Ou quand le temps qui passe devient le temps qu'il reste.
Pour fuir le sommeil, s'enfermer dans le placard, derrière le rideau noir. Là ou la seule lumière est un pâle halo jaune, là ou tout est fragile et silencieux. Là ou les gestes comptent, précis. Comme seul compagnon de mes nuits, comme seul amant, j'ai ces morceaux de pelicules luisants. Le revelateur, qui coule dans mes veines, et mes yeux fatigués qui cherchent le contraste. Tracer du bout du doigt les silhouettes voilées, passer de l'ombre à la lumière, et oublier le temps. Laisser passer une heure, puis deux, puis cinq. Sortir de là au petit matin, les doigts impregnés de cette odeur étrange.

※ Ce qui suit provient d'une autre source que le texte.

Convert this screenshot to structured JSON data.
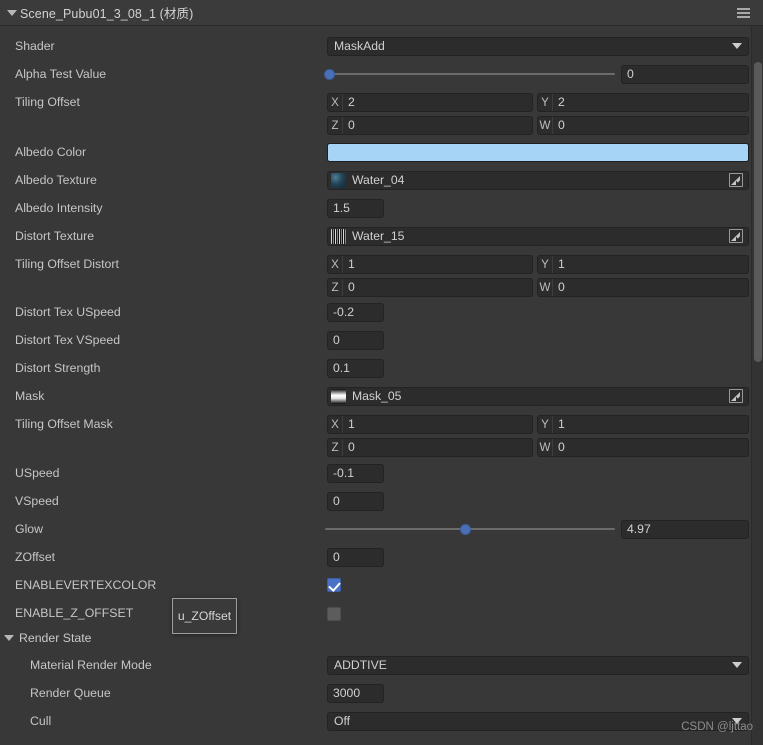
{
  "header": {
    "title": "Scene_Pubu01_3_08_1 (材质)",
    "foldout_icon": "triangle-down-icon",
    "menu_icon": "hamburger-menu-icon"
  },
  "colors": {
    "panel_bg": "#383838",
    "header_bg": "#3b3b3b",
    "field_bg": "#2c2c2c",
    "accent_blue": "#4a72c4",
    "albedo_color": "#a6d4f7",
    "label_text": "#c6c6c6"
  },
  "rows": {
    "shader": {
      "label": "Shader",
      "value": "MaskAdd"
    },
    "alpha_test_value": {
      "label": "Alpha Test Value",
      "value": "0",
      "slider_percent": 0
    },
    "tiling_offset": {
      "label": "Tiling Offset",
      "x_axis": "X",
      "x": "2",
      "y_axis": "Y",
      "y": "2",
      "z_axis": "Z",
      "z": "0",
      "w_axis": "W",
      "w": "0"
    },
    "albedo_color": {
      "label": "Albedo Color",
      "swatch": "#a6d4f7"
    },
    "albedo_texture": {
      "label": "Albedo Texture",
      "value": "Water_04",
      "thumb": "water-texture-thumbnail",
      "picker_icon": "object-picker-icon"
    },
    "albedo_intensity": {
      "label": "Albedo Intensity",
      "value": "1.5"
    },
    "distort_texture": {
      "label": "Distort Texture",
      "value": "Water_15",
      "thumb": "water-texture-thumbnail",
      "picker_icon": "object-picker-icon"
    },
    "tiling_offset_distort": {
      "label": "Tiling Offset Distort",
      "x_axis": "X",
      "x": "1",
      "y_axis": "Y",
      "y": "1",
      "z_axis": "Z",
      "z": "0",
      "w_axis": "W",
      "w": "0"
    },
    "distort_tex_uspeed": {
      "label": "Distort Tex USpeed",
      "value": "-0.2"
    },
    "distort_tex_vspeed": {
      "label": "Distort Tex VSpeed",
      "value": "0"
    },
    "distort_strength": {
      "label": "Distort Strength",
      "value": "0.1"
    },
    "mask": {
      "label": "Mask",
      "value": "Mask_05",
      "thumb": "gradient-mask-thumbnail",
      "picker_icon": "object-picker-icon"
    },
    "tiling_offset_mask": {
      "label": "Tiling Offset Mask",
      "x_axis": "X",
      "x": "1",
      "y_axis": "Y",
      "y": "1",
      "z_axis": "Z",
      "z": "0",
      "w_axis": "W",
      "w": "0"
    },
    "uspeed": {
      "label": "USpeed",
      "value": "-0.1"
    },
    "vspeed": {
      "label": "VSpeed",
      "value": "0"
    },
    "glow": {
      "label": "Glow",
      "value": "4.97",
      "slider_percent": 48.5
    },
    "zoffset": {
      "label": "ZOffset",
      "value": "0"
    },
    "enable_vertex_color": {
      "label": "ENABLEVERTEXCOLOR",
      "checked": true
    },
    "enable_z_offset": {
      "label": "ENABLE_Z_OFFSET",
      "checked": false
    }
  },
  "tooltip": {
    "text": "u_ZOffset"
  },
  "render_state": {
    "title": "Render State",
    "material_render_mode": {
      "label": "Material Render Mode",
      "value": "ADDTIVE"
    },
    "render_queue": {
      "label": "Render Queue",
      "value": "3000"
    },
    "cull": {
      "label": "Cull",
      "value": "Off"
    }
  },
  "watermark": {
    "text": "CSDN @ljttao"
  }
}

Prendre l'option inactif, direction assistée. Passer un rapide moment en leur compagnie, un moment parsemé d'étoiles mortes et de soupirs, parce que rien ne va, que tout le monde le sait, et que la seule chose à faire c'est de ne pas en parler. Il me parle de l'appartement, qui sera sans doute minuscule, mais qu'on amenegera de façon tellement insensé qu'on y sera bien. On se dit vaguement qu'on a plus qu'à se maquer, tous les deux, que notre amour à nous il serait beau et amusant. Mais comme je suis pas assez poilu et que j'ai pas grand chose entre les jambes, on oublie l'idée. On s'allume une clope en se lamantant sur nos sorts et en pestant contre la vie qu'est mal foutue, on ronchonne, et on regarde la pluie. Qui tombe.
Je trempe un gateau dans une tasse de lait chaud. Cette peste de Baguera se tape l'incruste et vient foutre ses sales poils dans mon lait. Encore cinq secondes avant qu'elle me griffe. J'apprécie son côté salope et intouchable. Je l'envie, même. Allons bon, ce n'est qu'un chat, mh? Ouais. J'essaye de faire tenir ma cuillère sur mon nez. Activité maximale. J'allume une clope. Faire passer le temps.
Reparer les fissures. Apprivoiser le chagrin. Les paupières tombantes, les cernes naissantes. Ne jamais s'endormir, ne jamais se reveiller. Etre à mi-chemin, entre-deux. Attendre.